Sistemik Yönelimli Aile Terapisi
Aile içerisinde çocuğun, gencin ya da ebeveynlerin çıkardığı her semptomun bir işlevi olduğu varsayımından yola çıkarak oluşturulan bir teoridir. Aile içerisindeki koalisyonların, çatışmaların aile öyküsünde mutlaka bir yeri olduğuna odaklanılır. Aile sistemi içerisindeki tüm bireylerin terapi odasına dahil edildiği bir yaklaşımdır.

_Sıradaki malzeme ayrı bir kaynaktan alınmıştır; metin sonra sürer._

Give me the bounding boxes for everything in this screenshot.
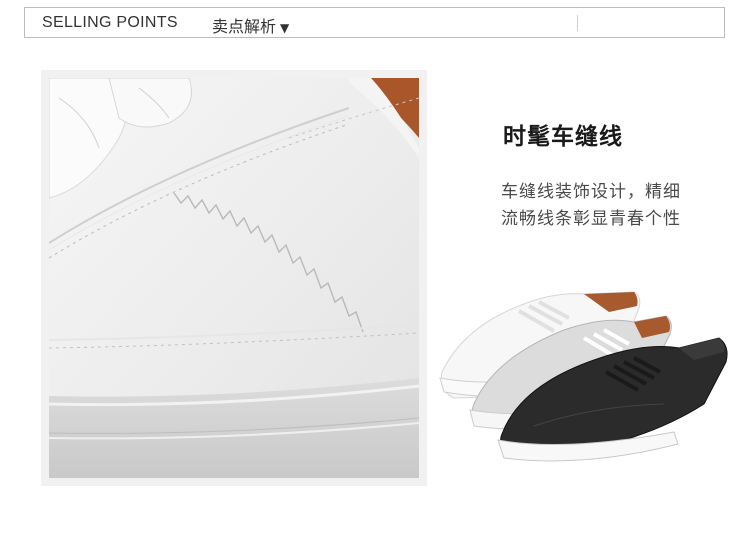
section-header: SELLING POINTS 卖点解析 ▼ [24,7,725,38]
sneakers-illustration [439,291,728,462]
description-line-1: 车缝线装饰设计，精细 [501,182,681,202]
closeup-illustration [49,78,419,478]
header-english-label: SELLING POINTS [42,14,178,31]
header-divider [577,15,578,31]
header-chinese-text: 卖点解析 [212,17,277,36]
stitching-closeup-photo [49,78,419,478]
dropdown-arrow-icon: ▼ [280,21,290,35]
closeup-photo-frame [41,70,427,486]
header-chinese-label[interactable]: 卖点解析 ▼ [212,13,289,37]
description-line-2: 流畅线条彰显青春个性 [501,209,681,229]
feature-title: 时髦车缝线 [503,124,623,150]
three-sneakers-photo [434,286,734,462]
feature-description: 车缝线装饰设计，精细 流畅线条彰显青春个性 [501,179,681,233]
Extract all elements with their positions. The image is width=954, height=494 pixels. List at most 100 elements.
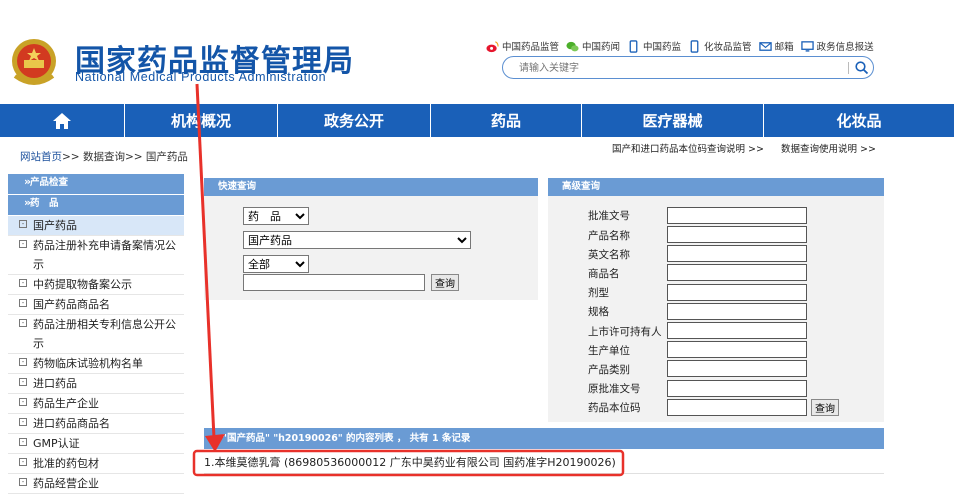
sidebar-category-drugs[interactable]: » 药 品: [8, 195, 184, 215]
sidebar-category-inspection[interactable]: » 产品检查: [8, 174, 184, 194]
result-row[interactable]: 1.本维莫德乳膏 (86980536000012 广东中昊药业有限公司 国药准字…: [204, 454, 616, 470]
caret-icon: »: [24, 196, 32, 209]
field-label-product: 产品名称: [588, 230, 630, 242]
caret-icon: »: [24, 175, 32, 188]
collapse-icon: -: [19, 299, 27, 307]
breadcrumb-level3[interactable]: 国产药品: [146, 151, 188, 163]
sidebar-item-distributors[interactable]: - 药品经营企业: [8, 474, 184, 494]
results-header: "国产药品" "h20190026" 的内容列表 ， 共有 1 条记录: [204, 428, 884, 449]
field-label-original: 原批准文号: [588, 383, 641, 395]
help-links: 国产和进口药品本位码查询说明 >> 数据查询使用说明 >>: [612, 141, 890, 155]
collapse-icon: -: [19, 478, 27, 486]
field-label-english: 英文名称: [588, 249, 630, 261]
breadcrumb-home[interactable]: 网站首页: [20, 151, 62, 163]
category-select[interactable]: 药 品: [243, 207, 309, 225]
quick-search-title: 快速查询: [204, 178, 538, 196]
sidebar-item-herbal-extract[interactable]: - 中药提取物备案公示: [8, 275, 184, 295]
breadcrumb: 网站首页>> 数据查询>> 国产药品: [20, 149, 188, 164]
english-name-input[interactable]: [667, 245, 807, 262]
breadcrumb-level2[interactable]: 数据查询: [83, 151, 125, 163]
help-link-usage[interactable]: 数据查询使用说明 >>: [781, 144, 876, 155]
advanced-search-button[interactable]: 查询: [811, 399, 839, 416]
nav-item-drugs[interactable]: 药品: [431, 104, 582, 137]
site-search: [502, 56, 874, 79]
original-approval-input[interactable]: [667, 380, 807, 397]
top-link-weibo[interactable]: 中国药品监管: [486, 39, 559, 53]
field-label-code: 药品本位码: [588, 402, 641, 414]
scope-select[interactable]: 全部: [243, 255, 309, 273]
mobile-icon: [629, 39, 638, 53]
product-category-input[interactable]: [667, 360, 807, 377]
approval-number-input[interactable]: [667, 207, 807, 224]
collapse-icon: -: [19, 220, 27, 228]
field-label-spec: 规格: [588, 306, 609, 318]
top-link-mail[interactable]: 邮箱: [758, 39, 794, 53]
sidebar-item-manufacturers[interactable]: - 药品生产企业: [8, 394, 184, 414]
top-link-report[interactable]: 政务信息报送: [800, 39, 874, 53]
top-link-label: 化妆品监管: [704, 42, 752, 53]
sidebar: » 产品检查 » 药 品 - 国产药品 - 药品注册补充申请备案情况公示 - 中药提取物备…: [8, 174, 184, 494]
top-link-label: 政务信息报送: [816, 42, 874, 53]
quick-search-panel: 快速查询 药 品 国产药品 全部 查询: [204, 178, 538, 300]
sidebar-item-domestic-drugs[interactable]: - 国产药品: [8, 216, 184, 236]
top-link-mobile-2[interactable]: 化妆品监管: [688, 39, 752, 53]
collapse-icon: -: [19, 279, 27, 287]
top-link-mobile-1[interactable]: 中国药监: [627, 39, 681, 53]
field-label-dosage: 剂型: [588, 287, 609, 299]
sidebar-item-imported[interactable]: - 进口药品: [8, 374, 184, 394]
collapse-icon: -: [19, 378, 27, 386]
quick-search-button[interactable]: 查询: [431, 274, 459, 291]
wechat-icon: [566, 41, 579, 51]
sidebar-item-imported-brand[interactable]: - 进口药品商品名: [8, 414, 184, 434]
breadcrumb-sep: >>: [62, 151, 80, 163]
sidebar-item-patent[interactable]: - 药品注册相关专利信息公开公示: [8, 315, 184, 354]
field-label-holder: 上市许可持有人: [588, 326, 662, 338]
top-link-label: 中国药品监管: [502, 42, 560, 53]
home-icon: [53, 112, 71, 129]
top-link-wechat[interactable]: 中国药闻: [566, 39, 620, 53]
mobile-icon: [690, 39, 699, 53]
quick-search-input[interactable]: [243, 274, 425, 291]
field-label-approval: 批准文号: [588, 210, 630, 222]
drug-code-input[interactable]: [667, 399, 807, 416]
dosage-form-input[interactable]: [667, 284, 807, 301]
top-link-label: 中国药闻: [582, 42, 621, 53]
search-divider: [848, 62, 849, 74]
advanced-search-panel: 高级查询 批准文号 产品名称 英文名称 商品名 剂型 规格 上市许可持有人 生产…: [548, 178, 884, 422]
nav-home[interactable]: [0, 104, 125, 137]
sidebar-item-domestic-brand[interactable]: - 国产药品商品名: [8, 295, 184, 315]
collapse-icon: -: [19, 438, 27, 446]
top-link-label: 邮箱: [774, 42, 794, 53]
mail-icon: [758, 41, 772, 51]
collapse-icon: -: [19, 398, 27, 406]
national-emblem-icon: [12, 39, 56, 85]
divider: [204, 473, 884, 474]
help-link-code[interactable]: 国产和进口药品本位码查询说明 >>: [612, 144, 764, 155]
nav-item-government[interactable]: 政务公开: [278, 104, 431, 137]
search-icon[interactable]: [854, 60, 870, 76]
breadcrumb-sep: >>: [124, 151, 143, 163]
sidebar-item-packaging[interactable]: - 批准的药包材: [8, 454, 184, 474]
database-select[interactable]: 国产药品: [243, 231, 471, 249]
collapse-icon: -: [19, 319, 27, 327]
license-holder-input[interactable]: [667, 322, 807, 339]
collapse-icon: -: [19, 458, 27, 466]
product-name-input[interactable]: [667, 226, 807, 243]
field-label-brand: 商品名: [588, 268, 620, 280]
collapse-icon: -: [19, 358, 27, 366]
weibo-icon: [486, 40, 499, 52]
nav-item-cosmetics[interactable]: 化妆品: [764, 104, 954, 137]
sidebar-item-supplementary[interactable]: - 药品注册补充申请备案情况公示: [8, 236, 184, 275]
specification-input[interactable]: [667, 303, 807, 320]
main-nav: 机构概况 政务公开 药品 医疗器械 化妆品: [0, 104, 954, 137]
brand-name-input[interactable]: [667, 264, 807, 281]
manufacturer-input[interactable]: [667, 341, 807, 358]
sidebar-item-gmp[interactable]: - GMP认证: [8, 434, 184, 454]
page-root: 国家药品监督管理局 National Medical Products Admi…: [0, 0, 954, 494]
site-subtitle: National Medical Products Administration: [75, 70, 327, 84]
nav-item-devices[interactable]: 医疗器械: [582, 104, 764, 137]
advanced-search-title: 高级查询: [548, 178, 884, 196]
search-input[interactable]: [519, 61, 829, 75]
sidebar-item-clinical[interactable]: - 药物临床试验机构名单: [8, 354, 184, 374]
nav-item-about[interactable]: 机构概况: [125, 104, 278, 137]
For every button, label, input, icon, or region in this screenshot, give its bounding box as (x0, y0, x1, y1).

Getirilen gündem “aile”nin hangi yaşam döngüsü basamağında olduğu göz önünde bulundurularak bir değerlendirme yapılır, amaçlar belirlenir ve süreç buna göre terapist ve aile arasında ilerletilir.
Çocuk ve Ergenlerle Bilişsel Davranışçı Terapi
Bilişsel davranışçı terapi bireyleri düşünce, duygu ve davranışlarına odaklanır. İlk görüşmelerde çocukların, gençlerin yakınmaları anlaşılmaya çalışılır ve terapide çalışılmak üzere bir hedef belirlenir. İlk aşamalarda, yaşanan yakınmaların altındaki hayata karşı zihnimizde oluşan temel inançların ve düşüncelerin rolü keşfedilir. Düşüncelerin hangi duyguları tetiklediği farkettirilmeye çalışılır. Bu duygular sonucunda ortaya çıkan davranışlar tespit edilir. İstenmeyen, huzursuzluk yaratan davranışların kademeli olarak azaltılması ve kişinin yaşadığı zorlu koşullara karşı duyarsızlaştırılması üzerinden ilerlenen bir terapi sürecidir.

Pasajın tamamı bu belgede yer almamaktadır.